The number alone is absurd. The stock Alltrack made 170 hp from a 1.8-liter turbo four. This is a 367-horsepower increase in a car that was designed to handle gravel roads and Costco runs.
HPA didn’t pull this engine from any VR6 that Americans ever knew. The DDKA is a Chinese-market unit, smaller and lighter than the 3.2- and 3.6-liter versions that powered the R32 and Atlas. It’s also the only VR6 that left any Volkswagen factory with a turbocharger bolted on.
HPA packages it as the VR550T crate engine, rated at 550 hp and 550 lb-ft, though the Alltrack’s dyno sheets came back at 537 hp and 516 lb-ft. Close enough when you’re tripling the output of a grocery wagon.
This wasn’t a clean bolt-in job. The Alltrack shares VW’s MQB platform with the Mk7.5 Golf R, which is the car HPA already built 50 VR6-swapped examples of in a limited run. Same bones, different problems.
The Alltrack’s six-speed DQ250 dual-clutch transmission tapped out around 500 lb-ft of torque, so HPA swapped in the seven-speed DQ381 from the Golf R. That fix created its own headache: the new transmission expected an electronic parking brake, but the Alltrack still uses a mechanical one. Hunting down and clearing that phantom trouble code is the kind of tedious detective work that separates real builders from parts-bolters.

The VR6 engine itself deserves a moment. Volkswagen’s narrow-angle V6 was an engineering curiosity from the start, with a 15-degree cylinder bank angle so tight that both banks share a single cylinder head. It let VW stuff six cylinders into engine bays designed for fours, and it powered some of the most beloved hot hatches of the late ’90s and early 2000s.
The R32 was a cult car.
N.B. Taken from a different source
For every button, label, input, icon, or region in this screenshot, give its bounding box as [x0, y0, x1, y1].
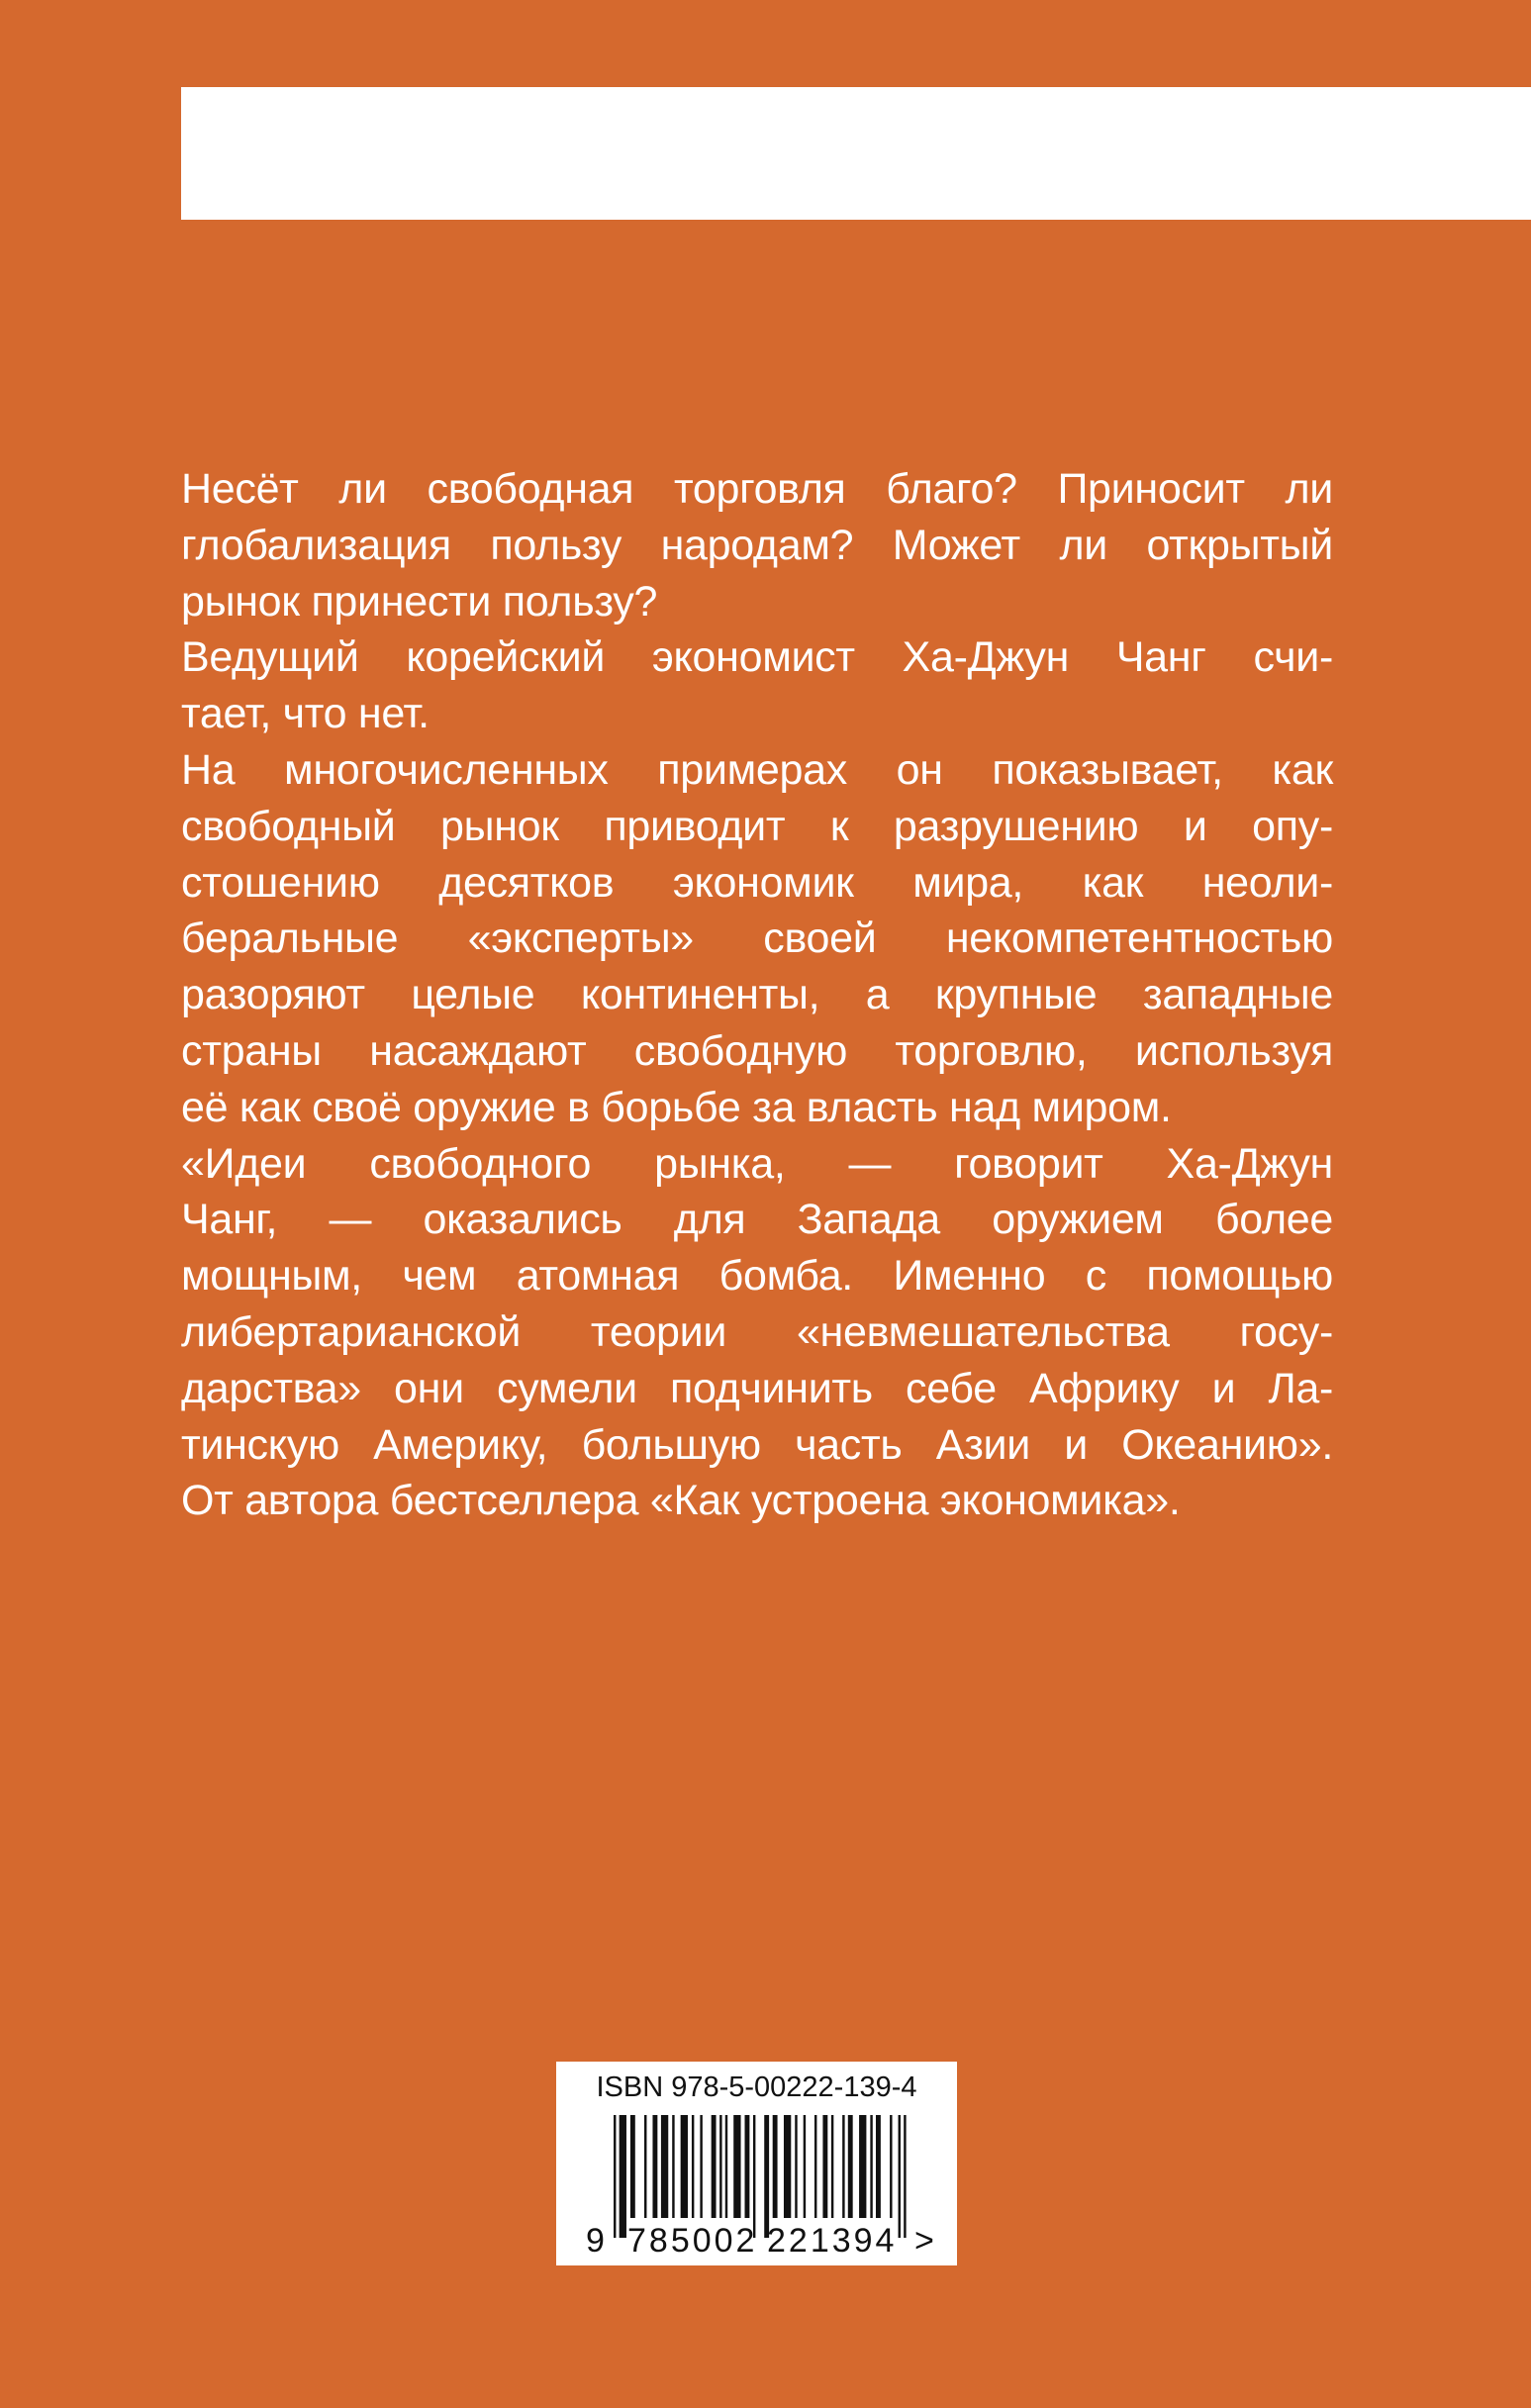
barcode-bar [814, 2115, 816, 2218]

The Atlas was a funeral. Finding the VR6 a second life through a Chinese-market turbo variant that most enthusiasts have never heard of is the kind of deep-cut sourcing that makes HPA’s work genuinely interesting.
The Alltrack still rides on stock suspension, which sits 0.6 inches higher than the Golf SportWagen it was based on. That’s a setup tuned for ground clearance, not cornering loads generated by 537 horsepower through all four wheels. HPA’s Marcel Horn has acknowledged that upgraded brakes and revised suspension are on the list, along with the exhaust bypass valve that comes standard on the shop’s other VR550T builds.
None of that diminishes what’s already rolling. This is a customer car, not a show queen. Someone is driving a raised VW wagon with more power than a Porsche 911 Turbo S made fifteen years ago, and nobody in the next lane has the slightest idea.
The Alltrack was discontinued in 2019 after modest sales. Volkswagen couldn’t convince enough Americans to buy a lifted wagon when crossovers were cheaper and more plentiful. But the car was always better than its sales numbers.
It was practical, handsome in a quiet way, and built on a platform good enough to underpin a hot hatch. HPA just proved the platform’s ceiling was a lot higher than Wolfsburg ever intended to explore.